A team of medical researchers is trying to determine which dosage of blood thinner is most effective at preventing strokes in heart disease patients. They run a randomized trial across ten hospitals in ten large US cities. Within each hospital, every patient is assigned randomly in a double-blind manner to either dose A or dose B, and the number of strokes in each group is tracked over a 5 year period.
A city is trying to determine what the best strategy is for decreasing auto break-ins. The city council decides to increase police patrols in the problematic areas and see if the number of break-ins decreases.
A health advocate is trying to determine whether caffeine consumption causes negative mental health outcomes.

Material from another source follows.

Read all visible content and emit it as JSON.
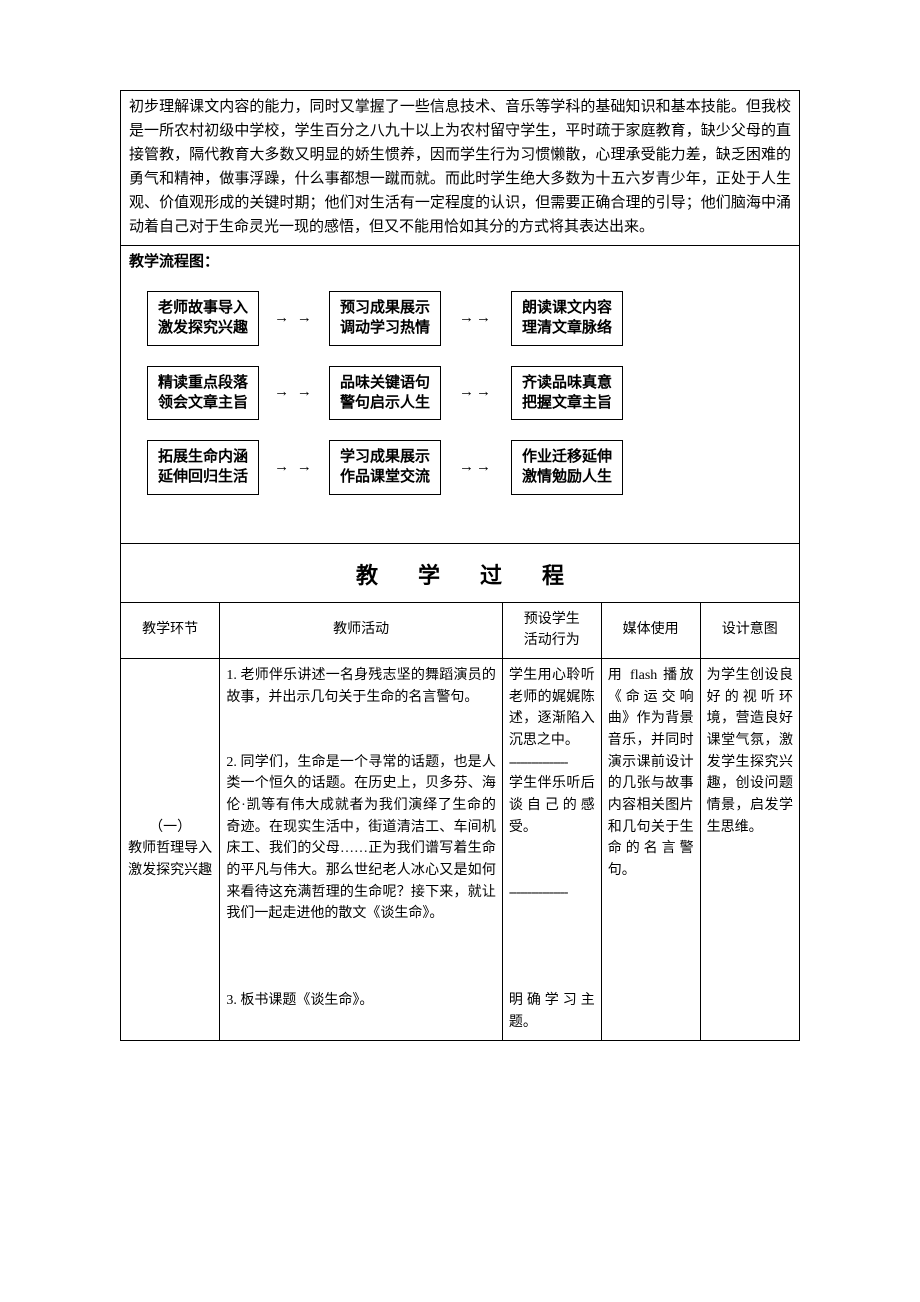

The advocate conducts a survey of \(10,000\) randomly chosen U.S. adults, and asks each of them about (1) their caffeine consumption habits and (2) their mental health.
Practice Quiz 3 Solutions
Effective
Strengths: Randomization within hospitals, double blind design prevents biases, study performed across 10 large hospitals increases robustness, long followup period of 5 years.
Weaknesses: Does not account for confounding variables in the respective patient populations, patients can drop out of study in 5 years
Proposed changes to make more effective: within-hospital randomization done separately per hospital to control for potential systematic differences in patient demographics.
Not very effective.
Weaknesses: No randomized treatment, there is no clear measurement, no way to address confounding variables.
Proposed changes to make more effective: Create a randomized treatment by assigning (randomly) some high crime areas to increased patrol and others to the status quo.
Not very effective.
Weaknesses: Adults are randomly selected to answer survey but this has nothing to do with randomly assigning a treatment. There is no mention of confounding variables (eg. stress, work habits, lifestyle, etc.) There is self-reporting bias in survey results. Cannot establish causal relationship from observational study.
Proposed changes to make more effective: Randomize treatment by assigning people to reduce caffeine intake (and others to have a specified non-reduced amount of caffeine).